Andrey Rubanov is a prose writer and screenwriter, author of the novels “Plant them, and they’ll grow,” “Chlorophilia,” “Get ready for war,” “Finist—bright falcon,” “The Man from Red Wood,” and the short-story collections “Shameful Feats” and “Harsh and Grim.” Winner of the “National Bestseller” and “Yasnaya Polyana” prizes and a finalist of the “Big Book” award.
This book is historical nonfiction. The biography of Avvakum Petrov (1620–1682), one of the first Russian writers, is written from today’s perspective—for modern readers. A commentary on Avvakum’s fate, his tragedy, and his victory. From the beginning of the events described to the end—400 years of Russian and world history.

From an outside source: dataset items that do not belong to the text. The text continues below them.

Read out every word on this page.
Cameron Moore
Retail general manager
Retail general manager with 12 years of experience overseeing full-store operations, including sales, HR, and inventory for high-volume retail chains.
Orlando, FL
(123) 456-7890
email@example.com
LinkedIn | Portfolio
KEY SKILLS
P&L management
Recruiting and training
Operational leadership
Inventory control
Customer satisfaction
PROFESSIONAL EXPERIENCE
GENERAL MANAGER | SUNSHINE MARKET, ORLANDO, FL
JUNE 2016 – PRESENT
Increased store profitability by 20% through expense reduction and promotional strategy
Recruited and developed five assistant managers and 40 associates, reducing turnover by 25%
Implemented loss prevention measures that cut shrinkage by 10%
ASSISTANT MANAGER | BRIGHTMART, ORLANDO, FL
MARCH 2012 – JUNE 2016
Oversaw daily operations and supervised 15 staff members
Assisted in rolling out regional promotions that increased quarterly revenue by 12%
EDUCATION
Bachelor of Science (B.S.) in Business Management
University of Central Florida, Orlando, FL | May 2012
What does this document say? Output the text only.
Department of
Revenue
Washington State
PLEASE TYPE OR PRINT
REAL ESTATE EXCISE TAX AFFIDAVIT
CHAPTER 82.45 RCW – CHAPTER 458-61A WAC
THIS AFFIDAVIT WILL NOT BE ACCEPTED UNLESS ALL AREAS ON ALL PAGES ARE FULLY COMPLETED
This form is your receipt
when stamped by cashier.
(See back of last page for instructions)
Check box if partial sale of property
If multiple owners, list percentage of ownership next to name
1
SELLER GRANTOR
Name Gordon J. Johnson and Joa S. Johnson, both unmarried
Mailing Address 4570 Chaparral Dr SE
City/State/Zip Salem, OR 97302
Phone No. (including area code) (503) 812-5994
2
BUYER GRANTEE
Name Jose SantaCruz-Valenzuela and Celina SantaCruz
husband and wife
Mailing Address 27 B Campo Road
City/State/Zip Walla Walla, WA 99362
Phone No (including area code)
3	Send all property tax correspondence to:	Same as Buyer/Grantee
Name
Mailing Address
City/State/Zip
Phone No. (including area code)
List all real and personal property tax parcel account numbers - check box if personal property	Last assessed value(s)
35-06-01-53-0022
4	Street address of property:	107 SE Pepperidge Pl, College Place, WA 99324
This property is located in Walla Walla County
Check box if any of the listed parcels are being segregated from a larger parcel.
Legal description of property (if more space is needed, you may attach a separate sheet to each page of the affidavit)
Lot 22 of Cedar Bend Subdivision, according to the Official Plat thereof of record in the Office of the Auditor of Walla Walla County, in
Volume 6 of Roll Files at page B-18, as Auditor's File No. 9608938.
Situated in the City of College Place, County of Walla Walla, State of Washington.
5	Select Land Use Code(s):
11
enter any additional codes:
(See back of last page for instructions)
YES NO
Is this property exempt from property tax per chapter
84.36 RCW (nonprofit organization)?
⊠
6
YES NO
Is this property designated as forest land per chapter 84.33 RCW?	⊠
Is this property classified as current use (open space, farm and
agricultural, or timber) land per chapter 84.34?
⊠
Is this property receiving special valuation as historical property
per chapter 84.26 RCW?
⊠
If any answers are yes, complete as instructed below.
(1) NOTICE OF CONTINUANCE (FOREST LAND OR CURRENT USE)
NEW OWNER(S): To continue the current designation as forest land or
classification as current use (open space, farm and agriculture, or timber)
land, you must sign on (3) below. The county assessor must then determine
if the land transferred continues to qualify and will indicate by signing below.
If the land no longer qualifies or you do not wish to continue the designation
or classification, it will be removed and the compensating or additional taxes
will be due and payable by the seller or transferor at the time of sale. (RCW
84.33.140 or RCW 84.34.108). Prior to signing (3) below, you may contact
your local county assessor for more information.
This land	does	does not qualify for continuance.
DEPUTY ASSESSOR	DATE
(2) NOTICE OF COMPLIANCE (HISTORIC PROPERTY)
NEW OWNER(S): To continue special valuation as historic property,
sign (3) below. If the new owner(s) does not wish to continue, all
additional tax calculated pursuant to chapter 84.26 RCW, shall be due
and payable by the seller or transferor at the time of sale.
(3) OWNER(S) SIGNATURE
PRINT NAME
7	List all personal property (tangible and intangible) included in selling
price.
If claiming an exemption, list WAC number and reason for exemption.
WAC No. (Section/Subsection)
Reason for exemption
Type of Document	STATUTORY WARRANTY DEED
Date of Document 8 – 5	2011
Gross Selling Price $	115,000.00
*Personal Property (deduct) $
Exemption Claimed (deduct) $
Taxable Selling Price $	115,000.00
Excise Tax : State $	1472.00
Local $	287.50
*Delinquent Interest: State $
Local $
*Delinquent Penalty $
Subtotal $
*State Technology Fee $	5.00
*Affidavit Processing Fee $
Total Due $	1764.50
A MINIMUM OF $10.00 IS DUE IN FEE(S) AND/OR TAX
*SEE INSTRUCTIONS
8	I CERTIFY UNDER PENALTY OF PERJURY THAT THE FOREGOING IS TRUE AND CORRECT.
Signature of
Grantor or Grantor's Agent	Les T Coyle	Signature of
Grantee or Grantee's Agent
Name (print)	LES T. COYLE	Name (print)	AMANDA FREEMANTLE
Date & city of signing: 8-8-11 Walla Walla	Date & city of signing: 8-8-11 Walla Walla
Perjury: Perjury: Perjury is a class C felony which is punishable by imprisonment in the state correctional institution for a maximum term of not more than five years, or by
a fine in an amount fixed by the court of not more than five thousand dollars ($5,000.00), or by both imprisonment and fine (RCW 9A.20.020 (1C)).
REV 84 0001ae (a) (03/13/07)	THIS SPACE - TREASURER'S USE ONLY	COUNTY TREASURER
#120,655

An utterly partial, disputable, subjective, provocative, direct, personal view by Andrey Rubanov: “Even more we’ll wander.” But where to find the strength for this?
Our strength comes from—our parents, grandfathers and great-grandfathers, from our history, from our frosts and ice, from our richest language, from Faith, Hope, and Love, and from their mother Sofia, from our dream of justice and our habit of injustice, from our mischief, from our laughter, from baptismal ice-holes, from the mad and greatest socialist experiment, from military victories and from Lubyanka shootings, from Beria’s atomic bomb and Sakharov’s hydrogen bomb, from Korolyov’s rockets and Gagarin’s desperate cry—everywhere we learned to draw strength to live on, not only to master it ourselves, but also to pass it on to our children.